Dynamic Enhancement Network for Partial Multi-modality Person Re-identification
It addresses a practical issue in real-world multi-modality systems where modalities like RGB, NIR, and TIR may be incomplete, which is important for applications like surveillance but often overlooked in prior work.
The paper tackles the problem of missing arbitrary modalities in multi-modality person re-identification by proposing a dynamic enhancement network (DENet) that recovers missing information and adaptively enhances features, achieving state-of-the-art results on datasets like RGBNT201 and RGBNT100.

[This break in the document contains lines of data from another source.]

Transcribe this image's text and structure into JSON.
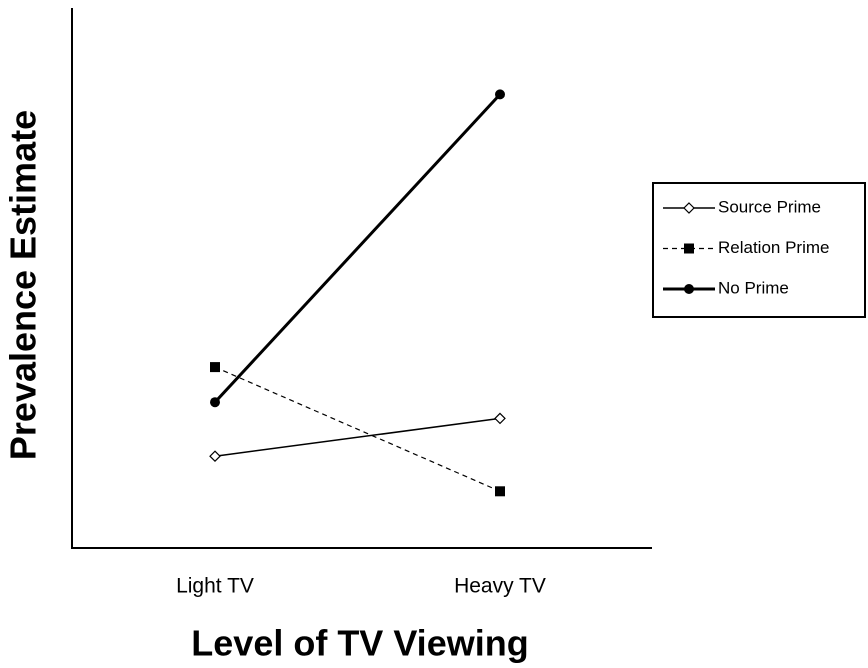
{
  "chart_data": {
    "type": "line",
    "xlabel": "Level of TV Viewing",
    "ylabel": "Prevalence Estimate",
    "categories": [
      "Light TV",
      "Heavy TV"
    ],
    "ylim": [
      0,
      100
    ],
    "series": [
      {
        "name": "Source Prime",
        "color": "#000000",
        "values": [
          17,
          24
        ],
        "marker": "diamond",
        "line_style": "solid",
        "line_width": 1.5
      },
      {
        "name": "Relation Prime",
        "color": "#000000",
        "values": [
          33.5,
          10.5
        ],
        "marker": "square",
        "line_style": "dashed",
        "line_width": 1.2
      },
      {
        "name": "No Prime",
        "color": "#000000",
        "values": [
          27,
          84
        ],
        "marker": "circle",
        "line_style": "solid",
        "line_width": 3
      }
    ],
    "legend": "right"
  }
}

Many existing multi-modality studies are based on the assumption of modality integrity. However, the problem of missing arbitrary modalities is very common in real life, and this problem is less studied, but actually important in the task of multi-modality person re-identification (Re-ID). To this end, we design a novel dynamic enhancement network (DENet), which allows missing arbitrary modalities while maintaining the representation ability of multiple modalities, for partial multi-modality person Re-ID. To be specific, the multi-modal representation of the RGB, near-infrared (NIR) and thermal-infrared (TIR) images is learned by three branches, in which the information of missing modalities is recovered by the feature transformation module. Since the missing state might be changeable, we design a dynamic enhancement module, which dynamically enhances modality features according to the missing state in an adaptive manner, to improve the multi-modality representation. Extensive experiments on multi-modality person Re-ID dataset RGBNT201 and vehicle Re-ID dataset RGBNT100 comparing to the state-of-the-art methods verify the effectiveness of our method in complex and changeable environments.